Correct me if I’m wrong, but i’m assuming that MOST newsfeeds are generated dynamically by some kind of server-side script connected to a database.
For a web developer, it’s a pretty trivial task to build in a tracking system that records ip addresses, types of browser, and times and numbers of hits into a dynamically-generated rss file!
I know, because I’ve done it!
Tom:
[[i’m assuming that MOST newsfeeds are generated dynamically by some kind of server-side script connected to a database.]]
One would think. š But based on my research, that’s not the case. Most systems I’ve come in contact with don’t serve RSS dynamically – instead, they generate static RSS documents. Most weblog tools are in this category. There are benefits and drawbacks to each approach, but for our platform (targeting mostly km solutions for enterprises) we believe a dynamic approach is more useful and embraces the semi-real-time value of knowledge syndication. Plus, our platform supports a permissions context for every item in a feed (i.e., depending on your credentials, you see a feed exactly as it has been permitted to you).

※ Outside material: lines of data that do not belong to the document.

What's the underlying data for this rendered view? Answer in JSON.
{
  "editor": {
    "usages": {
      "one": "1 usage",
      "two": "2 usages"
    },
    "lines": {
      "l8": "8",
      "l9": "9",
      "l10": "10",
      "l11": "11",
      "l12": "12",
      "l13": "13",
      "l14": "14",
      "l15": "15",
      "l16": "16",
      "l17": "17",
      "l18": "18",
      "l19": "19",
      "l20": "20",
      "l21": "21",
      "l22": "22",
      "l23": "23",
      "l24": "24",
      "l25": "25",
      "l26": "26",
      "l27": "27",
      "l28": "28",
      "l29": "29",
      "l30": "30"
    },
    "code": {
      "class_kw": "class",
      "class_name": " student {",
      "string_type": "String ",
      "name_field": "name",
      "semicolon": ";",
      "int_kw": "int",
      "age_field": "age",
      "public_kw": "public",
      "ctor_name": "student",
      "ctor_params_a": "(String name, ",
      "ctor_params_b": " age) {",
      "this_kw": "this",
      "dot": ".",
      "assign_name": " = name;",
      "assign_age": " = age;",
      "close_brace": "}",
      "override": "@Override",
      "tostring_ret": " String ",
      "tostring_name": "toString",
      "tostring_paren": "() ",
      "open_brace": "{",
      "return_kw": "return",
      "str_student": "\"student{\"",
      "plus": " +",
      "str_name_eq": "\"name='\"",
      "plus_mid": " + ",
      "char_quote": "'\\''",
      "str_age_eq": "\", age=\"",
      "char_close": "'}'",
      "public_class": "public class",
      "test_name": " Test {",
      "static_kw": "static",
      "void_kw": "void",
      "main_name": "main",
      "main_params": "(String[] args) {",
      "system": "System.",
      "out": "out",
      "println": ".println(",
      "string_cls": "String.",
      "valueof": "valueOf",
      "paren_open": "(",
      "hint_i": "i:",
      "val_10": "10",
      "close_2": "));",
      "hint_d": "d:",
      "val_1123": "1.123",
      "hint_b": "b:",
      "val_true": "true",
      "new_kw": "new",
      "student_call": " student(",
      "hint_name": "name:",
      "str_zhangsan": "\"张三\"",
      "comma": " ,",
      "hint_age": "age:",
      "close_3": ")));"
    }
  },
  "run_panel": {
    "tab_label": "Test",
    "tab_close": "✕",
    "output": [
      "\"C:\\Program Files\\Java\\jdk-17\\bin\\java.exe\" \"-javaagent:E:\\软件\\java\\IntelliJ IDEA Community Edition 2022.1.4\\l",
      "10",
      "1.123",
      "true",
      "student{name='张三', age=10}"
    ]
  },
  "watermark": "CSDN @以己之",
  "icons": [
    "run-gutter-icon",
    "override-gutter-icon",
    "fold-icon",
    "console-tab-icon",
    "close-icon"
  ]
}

>>> For a web developer, it’s a pretty trivial task to build in a tracking system that records ip addresses, types of browser, and times and numbers of hits into a dynamically-generated rss file! <<< Agree, but there are likely to be requirements beyond this such as - - did a user view a headline? - how long did they view the headline - some users have multiple readers running on the same feeds - how many of the requests are unique individuals? Some RSS users demand full content eliminating the need to cick through to a web page. Some RSS feeds require security -- not just at the feed level, but at the item level. And then there's feed splicing and other RSS acrobatics needed for marketing purposes and you start to get into the devilish details.
I think when he [Tom] says, “generated dynamically”, he means the same as you. Meaning that the end user doesn’t hand code the RSS but that Blogger, MT, etc. generate the RSS.